Climate change causes bees to fall out of sync

Karen Baxter
Bee on a purple flower
Bee on flower by James Petts }

New research involving a Kent conservationist has found climate change could be disrupting the relationship between bees and plants.

The study has found that warmer springs cause changes in the life cycle of bees – throwing them out of synchronisation with the plants they pollinate.

Conducted by the University in collaboration with the Royal Botanic Gardens at Kew and the universities of East Anglia and Sussex, the research is the first clear example of the potential for climate change to disrupt critical co-evolutionary relationships between species.

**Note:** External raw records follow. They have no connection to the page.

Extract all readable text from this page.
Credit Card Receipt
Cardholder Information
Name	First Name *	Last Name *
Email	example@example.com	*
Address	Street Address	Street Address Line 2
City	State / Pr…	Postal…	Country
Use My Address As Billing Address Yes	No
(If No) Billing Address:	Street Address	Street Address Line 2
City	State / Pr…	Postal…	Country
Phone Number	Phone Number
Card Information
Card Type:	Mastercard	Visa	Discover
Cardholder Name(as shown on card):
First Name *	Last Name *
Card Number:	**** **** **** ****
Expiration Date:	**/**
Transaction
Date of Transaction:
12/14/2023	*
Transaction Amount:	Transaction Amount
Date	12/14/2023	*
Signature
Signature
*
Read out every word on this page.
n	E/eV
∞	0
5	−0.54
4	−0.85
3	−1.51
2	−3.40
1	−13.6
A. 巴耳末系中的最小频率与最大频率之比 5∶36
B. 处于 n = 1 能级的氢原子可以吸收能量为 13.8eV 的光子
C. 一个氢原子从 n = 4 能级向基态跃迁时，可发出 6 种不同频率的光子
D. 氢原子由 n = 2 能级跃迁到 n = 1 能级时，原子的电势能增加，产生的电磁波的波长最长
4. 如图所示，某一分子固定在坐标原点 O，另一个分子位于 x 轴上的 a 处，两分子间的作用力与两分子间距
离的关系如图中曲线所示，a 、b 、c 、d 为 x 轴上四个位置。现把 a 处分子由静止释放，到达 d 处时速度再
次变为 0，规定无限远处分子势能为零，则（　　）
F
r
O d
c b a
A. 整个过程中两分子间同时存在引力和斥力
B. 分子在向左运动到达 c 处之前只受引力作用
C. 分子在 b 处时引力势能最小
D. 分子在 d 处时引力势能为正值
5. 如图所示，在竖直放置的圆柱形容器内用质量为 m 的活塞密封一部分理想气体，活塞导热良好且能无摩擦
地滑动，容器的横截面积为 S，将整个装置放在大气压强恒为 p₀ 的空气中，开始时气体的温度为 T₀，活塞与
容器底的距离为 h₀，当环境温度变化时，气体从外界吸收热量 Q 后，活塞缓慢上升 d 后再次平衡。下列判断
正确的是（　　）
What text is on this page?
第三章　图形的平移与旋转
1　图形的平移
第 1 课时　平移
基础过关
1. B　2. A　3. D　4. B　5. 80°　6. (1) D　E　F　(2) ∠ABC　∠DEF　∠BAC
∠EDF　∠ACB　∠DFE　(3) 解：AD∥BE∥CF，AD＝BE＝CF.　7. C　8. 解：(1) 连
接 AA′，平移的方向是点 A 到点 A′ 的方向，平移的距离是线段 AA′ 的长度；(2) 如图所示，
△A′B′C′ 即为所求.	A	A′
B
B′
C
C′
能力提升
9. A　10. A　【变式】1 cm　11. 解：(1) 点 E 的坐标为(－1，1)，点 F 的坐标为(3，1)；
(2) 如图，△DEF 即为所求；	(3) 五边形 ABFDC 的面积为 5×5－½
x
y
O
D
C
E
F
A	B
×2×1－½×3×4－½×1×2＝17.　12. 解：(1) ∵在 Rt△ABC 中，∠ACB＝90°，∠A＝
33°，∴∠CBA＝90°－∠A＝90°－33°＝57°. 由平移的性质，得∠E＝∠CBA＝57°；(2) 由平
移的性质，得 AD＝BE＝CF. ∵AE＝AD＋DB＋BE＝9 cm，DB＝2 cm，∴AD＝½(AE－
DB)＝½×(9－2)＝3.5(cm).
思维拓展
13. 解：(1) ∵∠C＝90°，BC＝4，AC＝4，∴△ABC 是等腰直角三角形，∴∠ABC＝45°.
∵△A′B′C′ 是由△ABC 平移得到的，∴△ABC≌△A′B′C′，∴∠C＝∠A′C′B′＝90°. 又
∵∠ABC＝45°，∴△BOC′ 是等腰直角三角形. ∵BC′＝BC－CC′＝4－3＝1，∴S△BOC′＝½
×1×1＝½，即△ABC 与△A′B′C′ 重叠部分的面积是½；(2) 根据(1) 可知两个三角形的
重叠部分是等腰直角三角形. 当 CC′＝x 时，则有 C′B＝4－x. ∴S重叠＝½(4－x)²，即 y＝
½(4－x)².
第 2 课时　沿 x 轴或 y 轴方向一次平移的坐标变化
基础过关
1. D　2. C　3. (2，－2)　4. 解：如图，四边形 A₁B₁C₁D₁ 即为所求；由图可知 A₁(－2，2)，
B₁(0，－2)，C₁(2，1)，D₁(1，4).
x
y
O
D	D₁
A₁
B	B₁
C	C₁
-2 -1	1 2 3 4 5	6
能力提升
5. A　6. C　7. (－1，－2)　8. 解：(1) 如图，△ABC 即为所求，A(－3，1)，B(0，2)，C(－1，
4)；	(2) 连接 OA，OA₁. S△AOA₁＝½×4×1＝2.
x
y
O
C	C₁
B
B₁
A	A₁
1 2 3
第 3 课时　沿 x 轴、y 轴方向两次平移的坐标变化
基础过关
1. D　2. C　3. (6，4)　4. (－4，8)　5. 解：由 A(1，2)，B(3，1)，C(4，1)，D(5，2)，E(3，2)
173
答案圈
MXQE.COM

Researchers, including Dr Dave Roberts of the School of Anthropology and Conservation, studied long-term trends in historical records dating back to 1848. Records of a solitary bee (Andrena nigroaenea) from museum specimens were compared with the records of flowering time of the Early Spider Orchid (Ophrys sphegodes) and Met Office climate records.

They found that warmer springs cause orchids to flower earlier. But this does not correspond exactly with the earlier flying of the bees.

The study shows that male bees fly around nine days earlier for each degree increase in average early spring temperature. Meanwhile female bees emerge slightly later than males, near peak orchid pollination time.

Bee specimen data came from the Natural History Museum, London, and the Oxford University Museum of Natural History. The research was funded by the Swiss Orchid Foundation and the Royal Botanic Gardens, Kew.

‘Potential Disruption of Pollination in a Sexually Deceptive Orchid by Climate Change’ is published in the journal Current Biology on November 6, 2014.